EverFree

An IDE for your writing

EverFree is a free, open-source note editor with an AI assistant beside the draft — think Cursor, but for writing. Your notes stay plain Markdown files in a GitHub repo you own.

Download for Mac

v1.0.1 · MIT license · signed & notarized DMG · web editor runs in any browser

everfree.vercel.app
Editor demo

A Cursor for writing

Code editors got AI that understands the whole project. Writing tools got a chatbot bolted onto the side. EverFree wires the assistant into the editor the way Cursor wires it into code — it reads the note you have open and takes the exact passage you select as context.

Assistant — ⌘K
Assistant demo
  • Quote a passage Select text and press ⌘L — the excerpt is attached to your next message, so "rewrite this" means exactly this.
  • Work on the current note Continue a stalled draft, rewrite a section, summarize the whole note, or have it create a new one.
  • Research while you write The assistant can run web searches and read pages before answering, so claims get checked without leaving the editor.
  • Generate images Type /image and a prompt; the result lands in your note and syncs with it.
  • Bring your own model Use an OpenRouter or Gemini key. The Mac app also runs fully local models through LM Studio.
  • Keyboard-first ⌘K toggles the assistant, / opens commands, Ctrl+S saves the note.

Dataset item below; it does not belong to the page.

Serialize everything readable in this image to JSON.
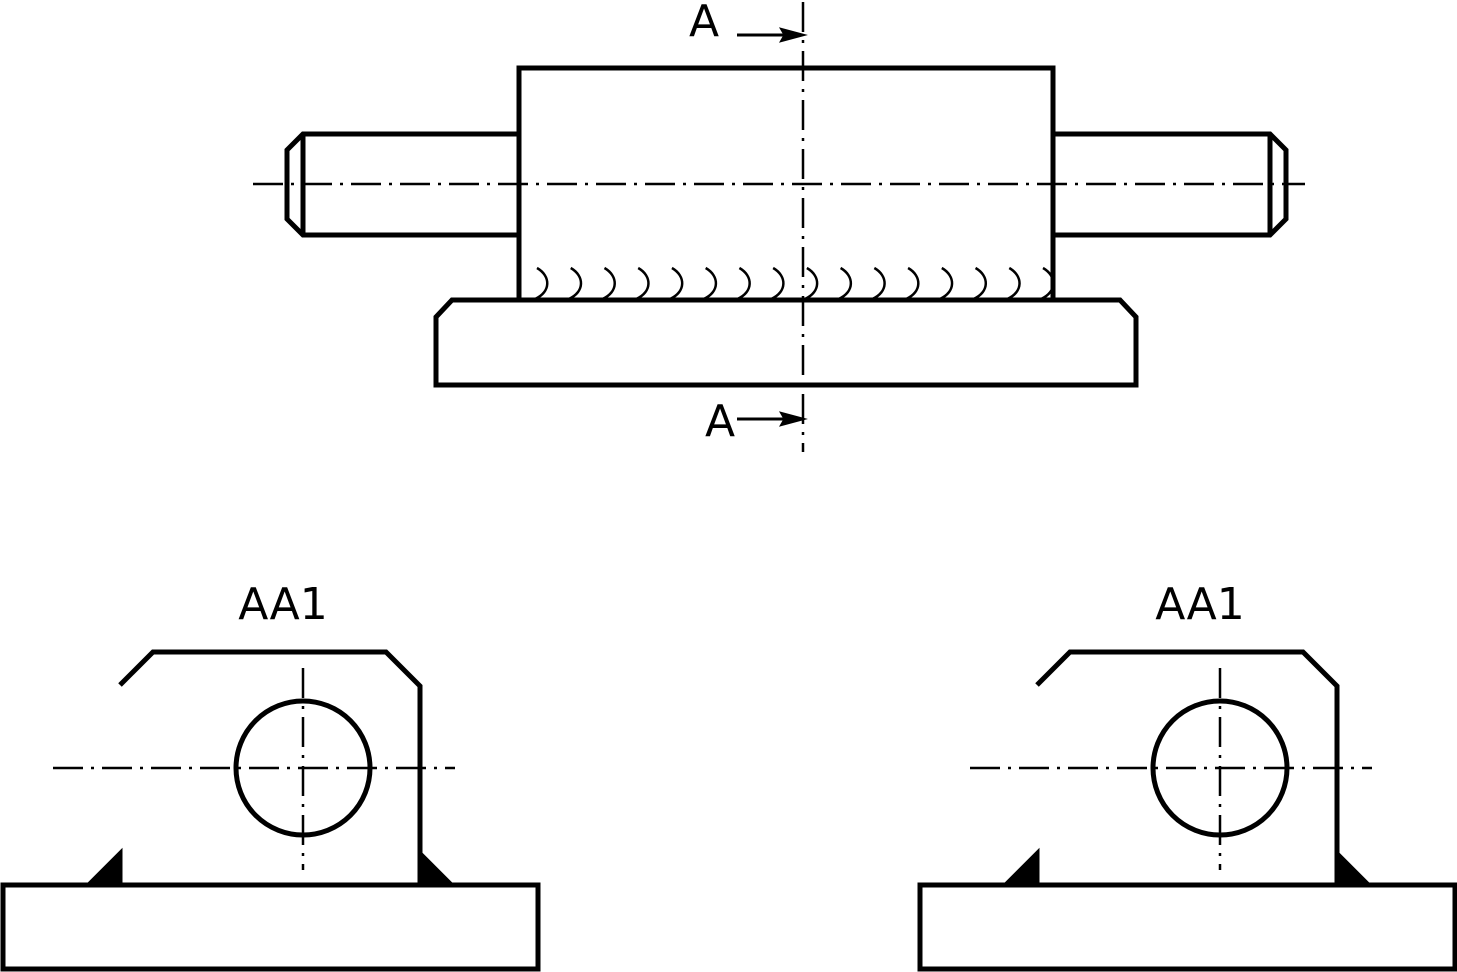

Your notes are files you own

The web editor signs in with GitHub and commits every save to a private repository you choose. The Mac app keeps the same notes as local Markdown files in ~/Documents/EverFree and syncs them through git.

There is no EverFree account and no EverFree database. If this project disappeared tomorrow, your notes would still be sitting in your repo as ordinary files. The same goes for AI keys: they are stored in your browser and only forwarded with the requests you make — nothing is retained server-side.

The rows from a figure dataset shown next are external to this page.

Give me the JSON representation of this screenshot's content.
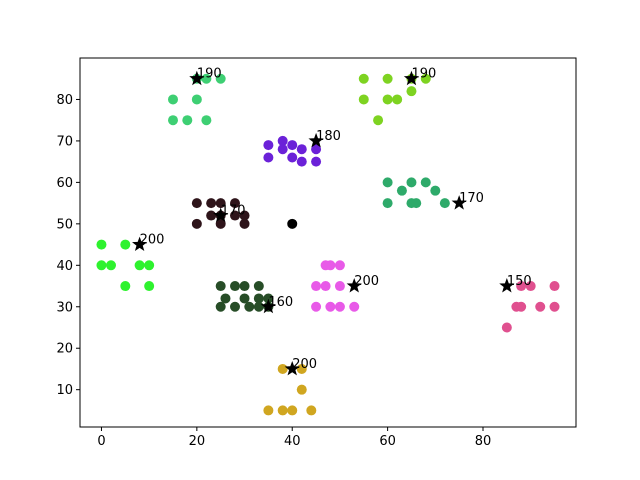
{
  "chart_data": {
    "type": "scatter",
    "title": "",
    "xlabel": "",
    "ylabel": "",
    "xlim": [
      -4.5,
      99.5
    ],
    "ylim": [
      1,
      90
    ],
    "xticks": [
      0,
      20,
      40,
      60,
      80
    ],
    "yticks": [
      10,
      20,
      30,
      40,
      50,
      60,
      70,
      80
    ],
    "grid": false,
    "clusters": [
      {
        "color": "#3ecf73",
        "points": [
          [
            20,
            85
          ],
          [
            22,
            85
          ],
          [
            25,
            85
          ],
          [
            15,
            80
          ],
          [
            20,
            80
          ],
          [
            15,
            75
          ],
          [
            18,
            75
          ],
          [
            22,
            75
          ]
        ],
        "center": [
          20,
          85
        ],
        "label": "190"
      },
      {
        "color": "#7ed321",
        "points": [
          [
            55,
            85
          ],
          [
            60,
            85
          ],
          [
            65,
            85
          ],
          [
            68,
            85
          ],
          [
            55,
            80
          ],
          [
            60,
            80
          ],
          [
            62,
            80
          ],
          [
            65,
            82
          ],
          [
            58,
            75
          ]
        ],
        "center": [
          65,
          85
        ],
        "label": "190"
      },
      {
        "color": "#6b21d8",
        "points": [
          [
            35,
            69
          ],
          [
            38,
            70
          ],
          [
            40,
            69
          ],
          [
            42,
            68
          ],
          [
            45,
            68
          ],
          [
            35,
            66
          ],
          [
            38,
            68
          ],
          [
            40,
            66
          ],
          [
            42,
            65
          ],
          [
            45,
            65
          ]
        ],
        "center": [
          45,
          70
        ],
        "label": "180"
      },
      {
        "color": "#2eaa6a",
        "points": [
          [
            60,
            60
          ],
          [
            65,
            60
          ],
          [
            68,
            60
          ],
          [
            63,
            58
          ],
          [
            70,
            58
          ],
          [
            60,
            55
          ],
          [
            65,
            55
          ],
          [
            66,
            55
          ],
          [
            72,
            55
          ]
        ],
        "center": [
          75,
          55
        ],
        "label": "170"
      },
      {
        "color": "#2e141a",
        "points": [
          [
            20,
            55
          ],
          [
            23,
            55
          ],
          [
            25,
            55
          ],
          [
            28,
            55
          ],
          [
            23,
            52
          ],
          [
            25,
            52
          ],
          [
            28,
            52
          ],
          [
            30,
            52
          ],
          [
            20,
            50
          ],
          [
            25,
            50
          ],
          [
            30,
            50
          ]
        ],
        "center": [
          25,
          52
        ],
        "label": "170"
      },
      {
        "color": "#000000",
        "points": [
          [
            40,
            50
          ]
        ],
        "center": null,
        "label": ""
      },
      {
        "color": "#2ef22e",
        "points": [
          [
            0,
            45
          ],
          [
            5,
            45
          ],
          [
            0,
            40
          ],
          [
            2,
            40
          ],
          [
            8,
            40
          ],
          [
            10,
            40
          ],
          [
            5,
            35
          ],
          [
            10,
            35
          ]
        ],
        "center": [
          8,
          45
        ],
        "label": "200"
      },
      {
        "color": "#e85ae8",
        "points": [
          [
            47,
            40
          ],
          [
            48,
            40
          ],
          [
            50,
            40
          ],
          [
            45,
            35
          ],
          [
            47,
            35
          ],
          [
            50,
            35
          ],
          [
            45,
            30
          ],
          [
            48,
            30
          ],
          [
            50,
            30
          ],
          [
            53,
            30
          ]
        ],
        "center": [
          53,
          35
        ],
        "label": "200"
      },
      {
        "color": "#274d27",
        "points": [
          [
            25,
            35
          ],
          [
            28,
            35
          ],
          [
            30,
            35
          ],
          [
            33,
            35
          ],
          [
            26,
            32
          ],
          [
            30,
            32
          ],
          [
            33,
            32
          ],
          [
            35,
            32
          ],
          [
            25,
            30
          ],
          [
            28,
            30
          ],
          [
            31,
            30
          ],
          [
            33,
            30
          ],
          [
            35,
            30
          ]
        ],
        "center": [
          35,
          30
        ],
        "label": "160"
      },
      {
        "color": "#e0508f",
        "points": [
          [
            88,
            35
          ],
          [
            90,
            35
          ],
          [
            95,
            35
          ],
          [
            87,
            30
          ],
          [
            88,
            30
          ],
          [
            92,
            30
          ],
          [
            95,
            30
          ],
          [
            85,
            25
          ]
        ],
        "center": [
          85,
          35
        ],
        "label": "150"
      },
      {
        "color": "#d0a620",
        "points": [
          [
            38,
            15
          ],
          [
            42,
            15
          ],
          [
            42,
            10
          ],
          [
            35,
            5
          ],
          [
            38,
            5
          ],
          [
            40,
            5
          ],
          [
            44,
            5
          ]
        ],
        "center": [
          40,
          15
        ],
        "label": "200"
      }
    ]
  }
}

everfree-notes/            ← your private repo
├── Drafts/
│   ├── cursor-for-writing.md
│   └── renewal-note.md
├── Research/
│   └── evernote-pricing.md
└── assets/
    └── header-sketch.png

Getting started

In the browser

  1. Open the web editor and sign in with GitHub — a one-time device code, no password.
  2. Choose a private repository for your workspace.
  3. Start writing. Add an OpenRouter or Gemini key in the assistant settings whenever you want the AI.

On the Mac

  1. Download the DMG and open it. It's signed and notarized, so no Gatekeeper workarounds.
  2. Connect GitHub — and optionally Evernote, to import your old notebooks as Markdown.
  3. Write locally; every save syncs through git, so the web and mobile editors see the same workspace.

Why I built this

I had to pay $100 for an Evernote renewal. For my notes. No way.

EverFree started as a script to get my notes out of Evernote, and grew into the writing tool I actually wanted: an editor where the assistant sits next to the draft — rewriting a paragraph, continuing where I stalled, checking a claim — while the notes themselves stay plain files in a repo I own. No subscription, no lock-in, nothing between me and my own writing.

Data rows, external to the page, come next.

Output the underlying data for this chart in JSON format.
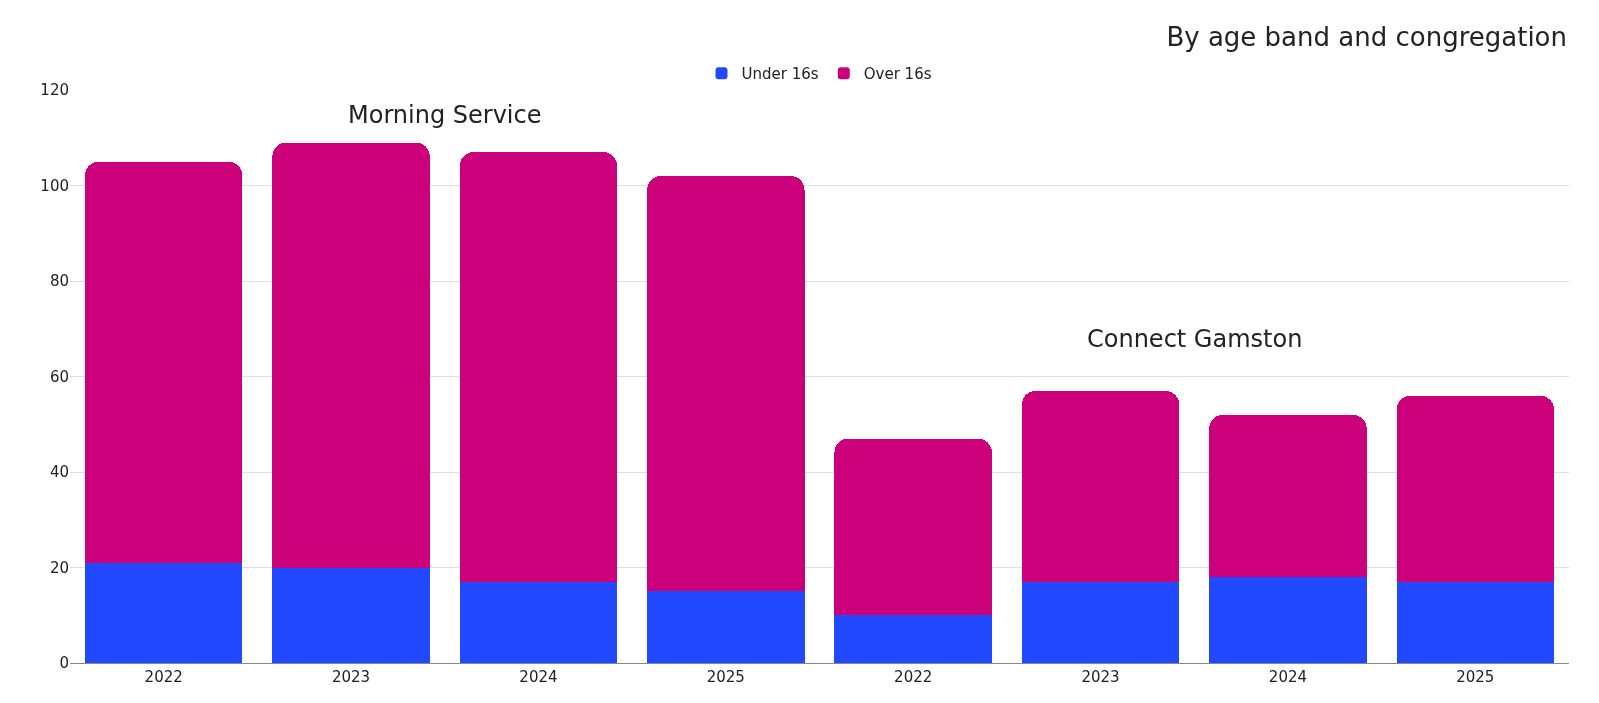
{
  "chart_data": {
    "type": "bar",
    "stacked": true,
    "title": "By age band and congregation",
    "categories": [
      "2022",
      "2023",
      "2024",
      "2025",
      "2022",
      "2023",
      "2024",
      "2025"
    ],
    "series": [
      {
        "name": "Under 16s",
        "color": "#2249ff",
        "values": [
          21,
          20,
          17,
          15,
          10,
          17,
          18,
          17
        ]
      },
      {
        "name": "Over 16s",
        "color": "#cc007a",
        "values": [
          84,
          89,
          90,
          87,
          37,
          40,
          34,
          39
        ]
      }
    ],
    "ylim": [
      0,
      120
    ],
    "yticks": [
      0,
      20,
      40,
      60,
      80,
      100,
      120
    ],
    "grid": "y",
    "legend": "top",
    "annotations": [
      "Morning Service",
      "Connect Gamston"
    ]
  }
}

It's MIT-licensed and free. If a Cursor for writing is the tool you've been missing too, I hope it's useful.

— Aditya Ganguli · @adi2907

FAQ

Is it really free?

Yes. EverFree is MIT-licensed open source. There's no account, no plan, and no trial — the only cost is the AI API usage on keys you bring yourself.

Do I need an API key?

The editor works without any. The assistant needs an OpenRouter or Gemini key, and web search needs a free Serper key. The Mac app can also use LM Studio to run local models with no key at all.

Where are my notes stored?

In the browser: as Markdown files in a private GitHub repo you choose. On the Mac: as local files in ~/Documents/EverFree, synced through git.

Can I import from Evernote?

Yes, in the Mac app. The setup wizard connects your Evernote account and converts notebooks to Markdown (using evernote2md).

Does EverFree see my notes or keys?

Notes sync between your browser and GitHub. AI keys stay in your browser and are only forwarded with the requests you make; nothing is stored on EverFree's servers.

Is there a mobile version?

Yes — everfree.vercel.app/mobile is a lightweight client for the same workspace, good for capture, reading, and light edits.